Chromatin is a mixture of DNA, histones, and other proteins bound to DNA. A DNA-protein complex is formed from this, the main components of which, however, are DNA and histones. The name chromatin results from the discolourability of this complex with basic nuclear dyes. All eukaryotes contain chromatin.
In prokaryotes, the DNA molecules are mainly free and form a ring structure. In the higher eukaryotic creatures, chromatin is the basis of the chromosomes. The DNA-protein complex can compress so much that a lot of genetic information can be stored in a small space in the cell nucleus. Histones are very old protein molecules whose genetic composition and structure have remained almost unchanged from eukaryotic unicellular organisms to humans.
As already mentioned, chromatin is composed of DNA, histones and other proteins. As part of this complex, the DNA molecule is wrapped around a histone packet made up of eight histones. Histones are proteins that consist of many basic amino acids.
The amino groups generate a positive charge, while the DNA molecules have a negative external charge. This is the basic requirement for the formation of a solid complex from DNA and histones. The so-called histone octamer (8 histones) is wrapped around 1.65 times by the DNA double strand. Da corresponds to a chain length of 146 base pairs. As a result, the DNA can be shrunk 10,000 to 50,000 times. This is necessary so that it fits into the cell nucleus. A unit of a wrapped histone octamer is also known as a nucleosome. The individual nucleosomes are in turn connected to one another via linker histones. In this way a chain of nucleosomes is formed, which as a 30 nm fiber represent a higher organizational unit of the DNA.
Even within the tight packing, the DNA can still be reached by regulatory protein molecules that allow the genetic information to be read and transferred to proteins. However, a distinction still has to be made between euchromatin and heterochromatin. With Euchromatin, the DNA is active. Almost all active genes that encode and express proteins are located here. There are no structural differences in the area of the Euchromatin, regardless of the condensation state of the respective chromosome. Heterochromatin contains inactive or less active DNA-protein complexes.
It is responsible for the structural properties of the total chromatin. Heterochromatin, in turn, can be divided into two forms. So there is constitutive and facultative heterochromatin. Constitutive heterochromatin is never expressed. It has only structural functions. The optional heterochromatin can sometimes be expressed. In the different phases of mitosis and meiosis, different packing levels of chromatin emerge. The so-called interphase chromatin shows a very strong loosening up compared to the metaphase chromatin, since most proteins are expressed in this state.

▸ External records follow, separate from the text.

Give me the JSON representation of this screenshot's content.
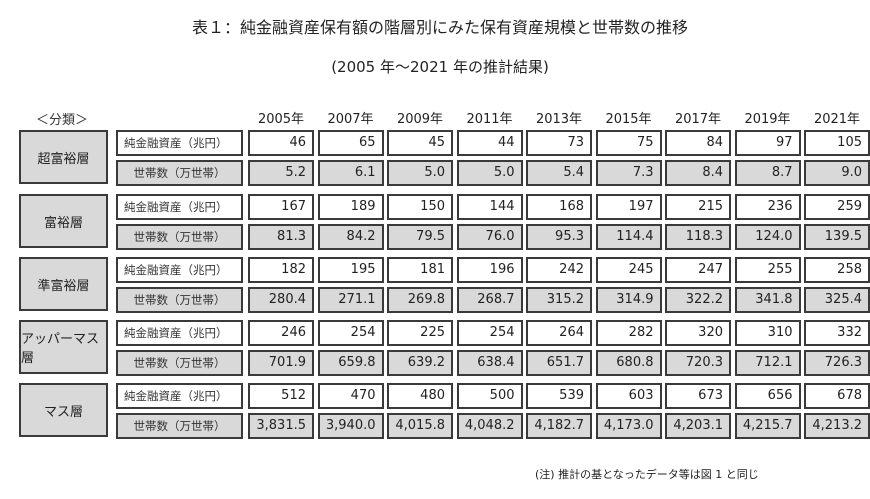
{
  "title": "表１：純金融資産保有額の階層別にみた保有資産規模と世帯数の推移",
  "subtitle": "(2005 年～2021 年の推計結果)",
  "category_header": "＜分類＞",
  "row_labels": {
    "assets": "純金融資産（兆円）",
    "households": "世帯数（万世帯）"
  },
  "years": [
    "2005年",
    "2007年",
    "2009年",
    "2011年",
    "2013年",
    "2015年",
    "2017年",
    "2019年",
    "2021年"
  ],
  "groups": [
    {
      "name": "超富裕層",
      "assets": [
        "46",
        "65",
        "45",
        "44",
        "73",
        "75",
        "84",
        "97",
        "105"
      ],
      "households": [
        "5.2",
        "6.1",
        "5.0",
        "5.0",
        "5.4",
        "7.3",
        "8.4",
        "8.7",
        "9.0"
      ]
    },
    {
      "name": "富裕層",
      "assets": [
        "167",
        "189",
        "150",
        "144",
        "168",
        "197",
        "215",
        "236",
        "259"
      ],
      "households": [
        "81.3",
        "84.2",
        "79.5",
        "76.0",
        "95.3",
        "114.4",
        "118.3",
        "124.0",
        "139.5"
      ]
    },
    {
      "name": "準富裕層",
      "assets": [
        "182",
        "195",
        "181",
        "196",
        "242",
        "245",
        "247",
        "255",
        "258"
      ],
      "households": [
        "280.4",
        "271.1",
        "269.8",
        "268.7",
        "315.2",
        "314.9",
        "322.2",
        "341.8",
        "325.4"
      ]
    },
    {
      "name": "アッパーマス層",
      "assets": [
        "246",
        "254",
        "225",
        "254",
        "264",
        "282",
        "320",
        "310",
        "332"
      ],
      "households": [
        "701.9",
        "659.8",
        "639.2",
        "638.4",
        "651.7",
        "680.8",
        "720.3",
        "712.1",
        "726.3"
      ]
    },
    {
      "name": "マス層",
      "assets": [
        "512",
        "470",
        "480",
        "500",
        "539",
        "603",
        "673",
        "656",
        "678"
      ],
      "households": [
        "3,831.5",
        "3,940.0",
        "4,015.8",
        "4,048.2",
        "4,182.7",
        "4,173.0",
        "4,203.1",
        "4,215.7",
        "4,213.2"
      ]
    }
  ],
  "note": "(注) 推計の基となったデータ等は図 1 と同じ",
  "colors": {
    "shaded_cell": "#d9d9d9",
    "border": "#3a3a3a",
    "background": "#ffffff"
  }
}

The function of chromatin is to accommodate the genetic information in the very small space of the cell nucleus. This is only possible through the formation of a very tightly packed DNA-protein complex. However, it is necessary that there are different levels of condensation. While the complex is very tightly packed in a quiet and inactive phase, it has to be more relaxed in more active phases. But even here the pack is still very tight.
To activate protein synthesis, the strong bond between the corresponding DNA segments and the wrapped histone must be broken. The bound histones block the DNA from expressing proteins. Different binding states can also generate different activities of the genes. The cells differentiate in the course of epigenetic processes. The genetic information of the DNA is the same in the different body cells, but the activities during gene expression are different, so that the different cell types also take on different tasks.

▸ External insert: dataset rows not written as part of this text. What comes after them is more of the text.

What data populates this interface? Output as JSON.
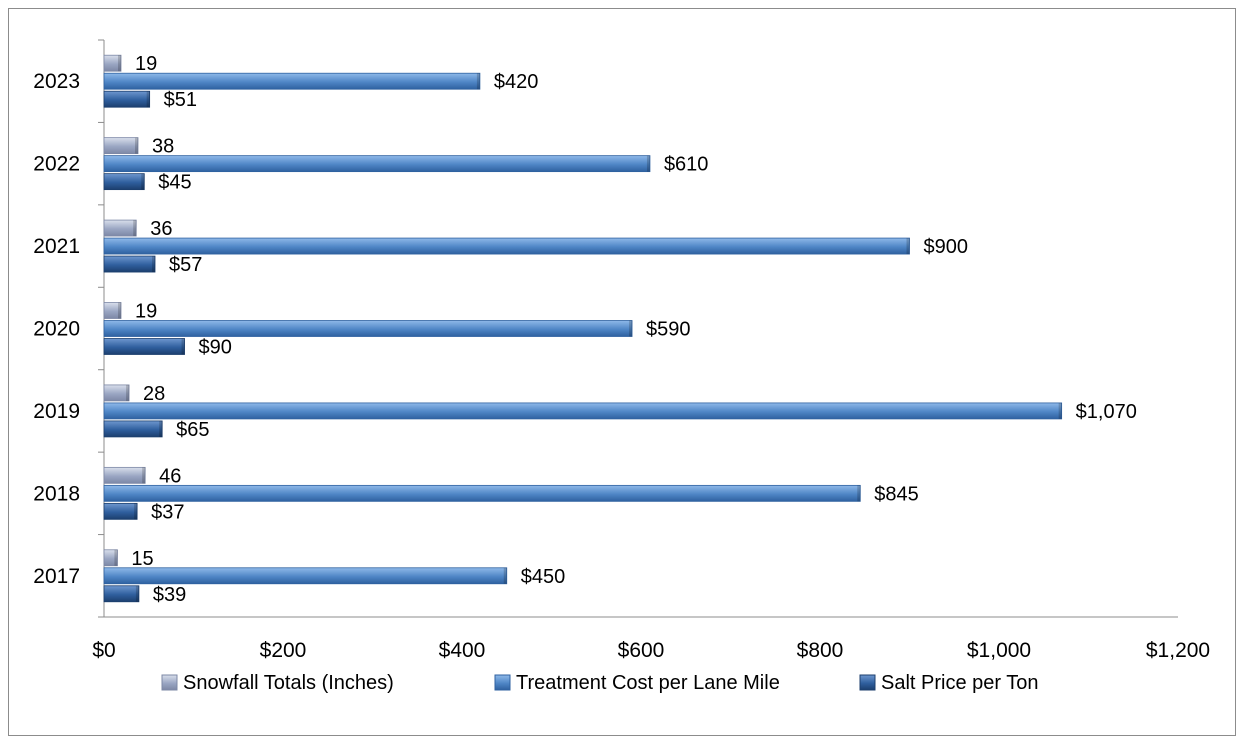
{
  "chart_data": {
    "type": "bar",
    "orientation": "horizontal",
    "categories": [
      "2017",
      "2018",
      "2019",
      "2020",
      "2021",
      "2022",
      "2023"
    ],
    "series": [
      {
        "name": "Snowfall Totals (Inches)",
        "values": [
          15,
          46,
          28,
          19,
          36,
          38,
          19
        ],
        "labels": [
          "15",
          "46",
          "28",
          "19",
          "36",
          "38",
          "19"
        ],
        "color": "#a9b4cf"
      },
      {
        "name": "Treatment Cost per Lane Mile",
        "values": [
          450,
          845,
          1070,
          590,
          900,
          610,
          420
        ],
        "labels": [
          "$450",
          "$845",
          "$1,070",
          "$590",
          "$900",
          "$610",
          "$420"
        ],
        "color": "#4f86c6"
      },
      {
        "name": "Salt Price per Ton",
        "values": [
          39,
          37,
          65,
          90,
          57,
          45,
          51
        ],
        "labels": [
          "$39",
          "$37",
          "$65",
          "$90",
          "$57",
          "$45",
          "$51"
        ],
        "color": "#2f5f9e"
      }
    ],
    "x_ticks": [
      0,
      200,
      400,
      600,
      800,
      1000,
      1200
    ],
    "x_tick_labels": [
      "$0",
      "$200",
      "$400",
      "$600",
      "$800",
      "$1,000",
      "$1,200"
    ],
    "xlim": [
      0,
      1200
    ],
    "grid": false,
    "legend_position": "bottom",
    "title": "",
    "xlabel": "",
    "ylabel": ""
  }
}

Errors in the structure of chromatin can lead to serious diseases. These errors can result in shifts in gene activity, which disturb the harmony in the interaction of the body's cells. These are often very rare diseases with very similar symptoms.

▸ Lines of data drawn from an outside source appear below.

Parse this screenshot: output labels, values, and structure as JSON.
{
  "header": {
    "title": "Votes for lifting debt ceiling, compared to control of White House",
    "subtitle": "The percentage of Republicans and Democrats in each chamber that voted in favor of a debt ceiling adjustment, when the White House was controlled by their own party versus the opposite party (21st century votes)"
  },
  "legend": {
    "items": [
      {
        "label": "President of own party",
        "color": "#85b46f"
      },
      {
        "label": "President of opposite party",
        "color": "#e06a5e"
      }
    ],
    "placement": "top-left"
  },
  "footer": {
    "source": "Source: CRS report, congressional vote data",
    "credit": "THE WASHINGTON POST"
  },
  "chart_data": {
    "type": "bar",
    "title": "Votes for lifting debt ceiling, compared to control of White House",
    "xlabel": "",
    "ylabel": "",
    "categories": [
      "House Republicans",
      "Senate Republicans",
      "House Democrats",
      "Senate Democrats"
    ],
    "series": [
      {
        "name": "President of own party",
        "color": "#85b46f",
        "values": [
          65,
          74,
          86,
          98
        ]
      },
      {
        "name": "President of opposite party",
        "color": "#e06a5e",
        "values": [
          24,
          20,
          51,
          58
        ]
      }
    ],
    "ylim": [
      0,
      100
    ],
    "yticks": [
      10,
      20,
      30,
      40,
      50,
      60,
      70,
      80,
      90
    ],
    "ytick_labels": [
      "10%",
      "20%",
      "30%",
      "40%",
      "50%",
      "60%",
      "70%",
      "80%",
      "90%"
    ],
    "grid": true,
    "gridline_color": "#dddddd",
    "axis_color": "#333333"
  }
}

The affected people suffer from physical malformations and mental disabilities. The mechanisms that cause these symptoms are still too little known. However, research into these relationships is necessary in order to be able to treat these diseases in the best possible way. Two typical diseases that are based on chromatin disorders are the Coffin-Siris syndrome and the Nicolaides-Baraitser syndrome. Both diseases are genetic. In Coffin-Siris syndrome, congenital hypoplasia of the finger and toe bones, short stature and mental retardation occur. There are various mutations that trigger this disease, which are responsible for certain subunits of the DNA-protein complex.
There are both autosomal recessive and autosomal dominant inheritance patterns. The treatment is symptomatic and depends on the specific symptoms of the disease. Nicolaides-Baraitser syndrome also has similar symptoms. In addition to short stature and malformation of the fingers, severe mental retardation and seizures also occur here. Inheritance is autosomal dominant. The condition is very rare, affecting one in a million people. Another rare hereditary condition associated with chromatin disorder is Cornelia de Lange syndrome. This syndrome also shows many physical malformations and mental development disorders.